In an appeal from the judgment of the Sheriff the Second Division held that the above section applied only to the case of structural repairs in existing drains, and did not authorise the construction of a new drain, and they accordingly assoilzied the owners.

On appeal the House of Lords, dealing with the question as one purely of fact, upon which the findings of the Court below were conclusive, remitted to the Second Division to pronounce a finding upon the question “whether the drainage works executed by the pursuers, or any, and if so, what part of the said works were requisite in the opinion of the pursuers, or in fact,” and thereafter affirmed the judgment of the Second Division in so far as the work executed was found under the remit not to have been necessary in fact, and in so far as the investigations and inquiries made by the commissioners did not warrant the opinion that it was necessary.

Headnote:

This case is reported, ante, ut supra.

The pursuers appealed against the interlocutor of the Second Division, dated 26th June, and after counsel had been heard, the House of Lords, on 8th July, remitted the cause to the Second Division to pronounce a finding upon the following question:—“Whether the drainage works executed by the pursuers, or any, and if so, what part of the said works were requisite in the opinion of the pursuers, or in fact?”

On 1st December 1897 the Second Division pronounced the following interlocutor:—“The Lords having heard counsel and reconsidered the cause in conformity with the remit from the House of Lords, dated 8th July 1897, Find as matter of fact (1) that the work charged for in the account sued on, so far as it relates to the sink conductors, was, in the opinion of the pursuers and in fact necessary; (2) that quoad ultra the work charged for in said account was not in fact necessary; (3) that as regards the work last mentioned, (a) that it was not proved that the pursuers were of opinion

Page: 950

that it was necessary, and ( b) that it is proved that the investigation and inquiries made by the pursuers did not warrant the opinion that said work was necessary, or afford reasonable ground for thinking that it was so.”

On the case again coming up for hearing the appellants contended that these findings were inconsistent with those in the interlocutor of 26th June 1896 originally submitted to review; and (2) that they were not properly findings in fact, but mixed findings of fact and law, proceeding upon the interpretation of section 16 of the Act of 1890 adopted by the Court below, and which it was the object of this appeal to bring under review.

At delivering judgment—

Judgment:

Lord Chancellor—In this case it appears to me that the findings of fact which are found and ascertained render it impossible to argue this question any longer except in respect of one small amount.
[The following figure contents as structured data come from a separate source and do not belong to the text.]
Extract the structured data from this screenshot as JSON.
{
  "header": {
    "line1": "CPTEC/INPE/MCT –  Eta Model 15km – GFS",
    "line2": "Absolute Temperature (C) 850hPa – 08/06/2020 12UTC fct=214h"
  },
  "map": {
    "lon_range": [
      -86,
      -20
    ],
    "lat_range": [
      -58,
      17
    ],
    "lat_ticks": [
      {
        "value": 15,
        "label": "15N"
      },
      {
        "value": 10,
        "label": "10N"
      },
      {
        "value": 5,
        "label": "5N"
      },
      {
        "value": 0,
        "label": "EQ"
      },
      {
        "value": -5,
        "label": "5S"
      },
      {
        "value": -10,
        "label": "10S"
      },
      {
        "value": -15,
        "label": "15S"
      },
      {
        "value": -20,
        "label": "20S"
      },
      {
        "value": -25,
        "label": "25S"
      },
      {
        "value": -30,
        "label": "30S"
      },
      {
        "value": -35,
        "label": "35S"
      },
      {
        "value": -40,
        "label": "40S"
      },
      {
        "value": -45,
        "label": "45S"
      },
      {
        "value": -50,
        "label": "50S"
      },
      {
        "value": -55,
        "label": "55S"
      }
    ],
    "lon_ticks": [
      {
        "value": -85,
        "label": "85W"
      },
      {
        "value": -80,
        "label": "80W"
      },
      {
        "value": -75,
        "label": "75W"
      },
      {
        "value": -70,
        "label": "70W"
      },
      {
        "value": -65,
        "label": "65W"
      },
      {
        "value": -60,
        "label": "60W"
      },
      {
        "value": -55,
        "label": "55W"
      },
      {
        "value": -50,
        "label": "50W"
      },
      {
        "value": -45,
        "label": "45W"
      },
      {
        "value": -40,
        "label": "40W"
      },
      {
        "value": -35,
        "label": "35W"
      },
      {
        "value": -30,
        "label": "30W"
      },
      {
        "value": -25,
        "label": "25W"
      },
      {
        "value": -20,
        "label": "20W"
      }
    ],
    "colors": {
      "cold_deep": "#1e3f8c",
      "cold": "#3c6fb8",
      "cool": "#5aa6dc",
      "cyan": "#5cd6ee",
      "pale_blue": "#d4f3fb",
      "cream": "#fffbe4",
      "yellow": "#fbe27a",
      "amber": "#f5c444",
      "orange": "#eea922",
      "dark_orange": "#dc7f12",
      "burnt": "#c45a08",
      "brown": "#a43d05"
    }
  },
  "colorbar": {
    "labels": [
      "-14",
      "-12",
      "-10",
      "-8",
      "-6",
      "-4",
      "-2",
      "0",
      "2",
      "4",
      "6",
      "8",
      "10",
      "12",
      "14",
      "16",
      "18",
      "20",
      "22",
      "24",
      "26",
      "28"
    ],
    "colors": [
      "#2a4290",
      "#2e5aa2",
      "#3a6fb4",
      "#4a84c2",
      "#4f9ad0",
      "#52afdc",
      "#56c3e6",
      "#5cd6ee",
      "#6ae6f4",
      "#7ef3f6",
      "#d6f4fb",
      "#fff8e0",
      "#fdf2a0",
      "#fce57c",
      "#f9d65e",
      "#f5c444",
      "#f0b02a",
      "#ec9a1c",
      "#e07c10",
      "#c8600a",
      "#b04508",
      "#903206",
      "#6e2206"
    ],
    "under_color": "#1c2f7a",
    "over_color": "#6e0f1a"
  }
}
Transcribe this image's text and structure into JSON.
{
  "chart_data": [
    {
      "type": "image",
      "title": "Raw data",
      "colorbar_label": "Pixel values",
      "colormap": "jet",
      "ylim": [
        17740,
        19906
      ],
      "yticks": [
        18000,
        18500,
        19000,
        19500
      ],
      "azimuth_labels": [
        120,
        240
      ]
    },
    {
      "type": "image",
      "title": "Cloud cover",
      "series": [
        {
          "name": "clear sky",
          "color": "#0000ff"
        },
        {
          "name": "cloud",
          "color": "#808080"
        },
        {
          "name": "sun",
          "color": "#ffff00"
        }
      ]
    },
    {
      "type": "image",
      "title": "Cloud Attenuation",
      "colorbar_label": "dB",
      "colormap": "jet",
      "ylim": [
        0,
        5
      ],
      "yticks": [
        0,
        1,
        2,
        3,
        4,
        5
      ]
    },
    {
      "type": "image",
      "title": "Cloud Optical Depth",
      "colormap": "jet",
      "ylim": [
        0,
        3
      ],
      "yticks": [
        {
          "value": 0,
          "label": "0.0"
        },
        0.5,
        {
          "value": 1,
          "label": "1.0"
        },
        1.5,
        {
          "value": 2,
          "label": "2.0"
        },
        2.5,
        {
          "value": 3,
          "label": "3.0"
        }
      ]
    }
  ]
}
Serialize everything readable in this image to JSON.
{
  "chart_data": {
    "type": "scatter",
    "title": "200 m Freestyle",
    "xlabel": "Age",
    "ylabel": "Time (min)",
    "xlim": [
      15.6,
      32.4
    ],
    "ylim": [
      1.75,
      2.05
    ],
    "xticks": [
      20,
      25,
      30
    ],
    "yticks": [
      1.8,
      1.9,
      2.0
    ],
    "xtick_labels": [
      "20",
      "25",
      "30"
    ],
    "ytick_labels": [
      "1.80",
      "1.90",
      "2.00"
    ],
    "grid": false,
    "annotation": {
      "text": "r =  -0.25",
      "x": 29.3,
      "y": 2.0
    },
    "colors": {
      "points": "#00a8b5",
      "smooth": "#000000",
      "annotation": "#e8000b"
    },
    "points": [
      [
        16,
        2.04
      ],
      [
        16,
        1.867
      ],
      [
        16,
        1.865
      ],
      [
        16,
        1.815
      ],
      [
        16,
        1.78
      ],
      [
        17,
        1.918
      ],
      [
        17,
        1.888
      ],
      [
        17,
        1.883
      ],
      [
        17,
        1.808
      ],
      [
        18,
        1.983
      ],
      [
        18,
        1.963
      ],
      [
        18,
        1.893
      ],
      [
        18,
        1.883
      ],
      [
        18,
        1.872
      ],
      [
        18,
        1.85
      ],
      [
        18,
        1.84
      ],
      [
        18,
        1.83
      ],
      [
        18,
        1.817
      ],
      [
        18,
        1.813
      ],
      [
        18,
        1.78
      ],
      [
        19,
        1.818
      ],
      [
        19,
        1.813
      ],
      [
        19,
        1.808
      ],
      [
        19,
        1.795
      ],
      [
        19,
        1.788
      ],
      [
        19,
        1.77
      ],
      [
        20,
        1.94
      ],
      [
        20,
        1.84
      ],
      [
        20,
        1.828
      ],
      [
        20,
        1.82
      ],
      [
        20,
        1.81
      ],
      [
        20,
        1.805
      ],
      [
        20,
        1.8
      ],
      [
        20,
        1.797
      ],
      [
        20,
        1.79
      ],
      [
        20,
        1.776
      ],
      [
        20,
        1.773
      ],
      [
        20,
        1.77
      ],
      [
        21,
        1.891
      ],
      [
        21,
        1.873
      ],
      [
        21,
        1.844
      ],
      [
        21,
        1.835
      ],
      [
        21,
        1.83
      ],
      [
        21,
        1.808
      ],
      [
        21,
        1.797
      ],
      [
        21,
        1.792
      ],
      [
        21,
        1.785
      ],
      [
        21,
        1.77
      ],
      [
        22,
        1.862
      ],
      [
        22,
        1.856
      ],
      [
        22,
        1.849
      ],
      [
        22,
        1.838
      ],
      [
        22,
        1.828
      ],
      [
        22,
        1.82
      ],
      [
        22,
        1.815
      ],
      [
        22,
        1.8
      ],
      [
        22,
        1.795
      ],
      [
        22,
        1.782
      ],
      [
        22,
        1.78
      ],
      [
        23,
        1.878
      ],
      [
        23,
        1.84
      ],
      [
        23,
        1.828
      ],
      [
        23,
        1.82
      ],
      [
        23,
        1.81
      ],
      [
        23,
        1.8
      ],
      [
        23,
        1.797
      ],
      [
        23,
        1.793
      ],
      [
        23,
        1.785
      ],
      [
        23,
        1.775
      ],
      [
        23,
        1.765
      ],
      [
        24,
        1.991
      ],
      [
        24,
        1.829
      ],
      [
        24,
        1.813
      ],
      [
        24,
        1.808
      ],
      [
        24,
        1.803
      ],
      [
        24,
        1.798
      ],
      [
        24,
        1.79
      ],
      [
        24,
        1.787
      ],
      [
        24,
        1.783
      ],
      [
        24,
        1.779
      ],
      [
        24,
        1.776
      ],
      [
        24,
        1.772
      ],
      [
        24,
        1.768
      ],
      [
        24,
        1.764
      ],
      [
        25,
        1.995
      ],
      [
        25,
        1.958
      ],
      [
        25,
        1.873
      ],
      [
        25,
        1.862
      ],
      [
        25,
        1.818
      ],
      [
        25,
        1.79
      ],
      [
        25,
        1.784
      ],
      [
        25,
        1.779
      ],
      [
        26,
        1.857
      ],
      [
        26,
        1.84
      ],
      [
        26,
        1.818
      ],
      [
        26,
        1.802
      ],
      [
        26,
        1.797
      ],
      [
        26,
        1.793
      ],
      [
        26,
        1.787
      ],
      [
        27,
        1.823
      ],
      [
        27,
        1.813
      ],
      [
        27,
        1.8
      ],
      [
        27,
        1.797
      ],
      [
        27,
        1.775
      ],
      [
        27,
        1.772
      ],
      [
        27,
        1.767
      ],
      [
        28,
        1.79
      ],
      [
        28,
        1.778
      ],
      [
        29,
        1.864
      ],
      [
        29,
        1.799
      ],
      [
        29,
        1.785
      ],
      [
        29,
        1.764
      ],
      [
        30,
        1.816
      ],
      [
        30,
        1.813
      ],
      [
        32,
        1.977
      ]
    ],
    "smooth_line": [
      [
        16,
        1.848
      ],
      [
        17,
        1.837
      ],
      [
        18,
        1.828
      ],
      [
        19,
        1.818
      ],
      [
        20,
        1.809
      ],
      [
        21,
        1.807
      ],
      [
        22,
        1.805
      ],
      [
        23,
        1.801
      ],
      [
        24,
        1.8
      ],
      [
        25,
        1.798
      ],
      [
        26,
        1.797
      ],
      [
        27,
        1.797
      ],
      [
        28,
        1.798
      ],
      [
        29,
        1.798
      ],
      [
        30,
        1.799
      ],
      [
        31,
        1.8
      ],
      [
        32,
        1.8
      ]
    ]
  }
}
It appears to me beyond all doubt that the commissioners were within their right in giving notice to repair, and that that notice ought to have been attended to, and the defects which undoubtedly did exist in some parts of the drainage ought to have been repaired, instead of which the occupier of this house thought fit to refuse to do anything. The result was that the commissioners had to intervene in the cause of the public health. They intervened in a sense which, as it appears to me, they had no authority for, because they did a great deal more than was necessary, more than those who were acting for them really thought was necessary; and in respect of their having done so much as that, they are not entitled to recover under the circumstances of this case. On the other hand, they have incurred expenses in doing that which was required, and was to my mind perfectly well included in the notice. Apart from the interpretation clause to which Mr Balfour has called our attention, I should have understood this notice as comprehending everything which is in the popular sense part of the drains of the house. It is new to be told that what are called here “sink conductors,” that is to say, pipes by which the drainage is brought into the drains of the house, are not part of “the drainage system.” In that respect it appears to me that it is clear that the pursuers were entitled to a decree for £16, 5s., which appears to be the undisputed amount which they have expended upon the various works they have executed for that purpose, and which ought to have been executed by the defender.

The only question which remains is the question of how the costs are to be dealt with here. On the one hand, the pursuers sued for £80, and they have been found entitled to only £16, 5s. On the other hand, the defender, instead of doing what he was bound to do, chose to do nothing, although he was aware that he was under an obligation to take proper precautions, and to make repairs that were requisite with regard to the public health. The result, as it appears to me, is that there ought to be a decree for £16, 5s. in favour of the pursuers, and that neither party is entitled to have any costs at all, either here or in the Court below. I move your Lordships accordingly.

Lord Watson—I certainly concur in the judgment which has been moved by the Lord Chancellor, both as to the merits or demerits of the case, and as to costs.

Lord Herschell—I am of the same opinion.

Lord Shand—I also concur.

Ordered that “the said interlocutor of the Lords of Session in Scotland of the Second Division of the 26th of June 1896 complained of in the said appeal be, and the same is hereby varied by omitting the following words, viz., ‘Therefore recal the interlocutor appealed against: Sustain the appeal: Assoilzie the defenders from the conclusions of the action: Find the defenders entitled to expenses in the Inferior Court and in this Court, and remit the accounts of said expenses when lodged to the Auditor to tax and report, and decern;’ and in lieu thereof it is declared and adjudged that the appellants (pursuers) are entitled to a decree against the respondents (defenders) for payment of the sum of £16, 5s., and it is further ordered that subject to such variation the said interlocutor of the 26th of June 1896 be and the same is hereby affirmed; and it is further ordered that each party bear their own costs both here and in the Courts below; and it is also further ordered that the cause be and the same is hereby remitted back to the Court of Session in Scotland to do therein as shall be just and consistent with this variation, declaration, and judgment.”

Counsel:

Counsel for the Appellant— Balfour, Q.C.— Lees. Agents— Martin & Leslie, for Campbell & Smith, S.S.C.

Counsel for the Respondents— Maemorran, Q.C.— Clyde. Agents— Wild & Wild, for Simpson & Marwick, W.S.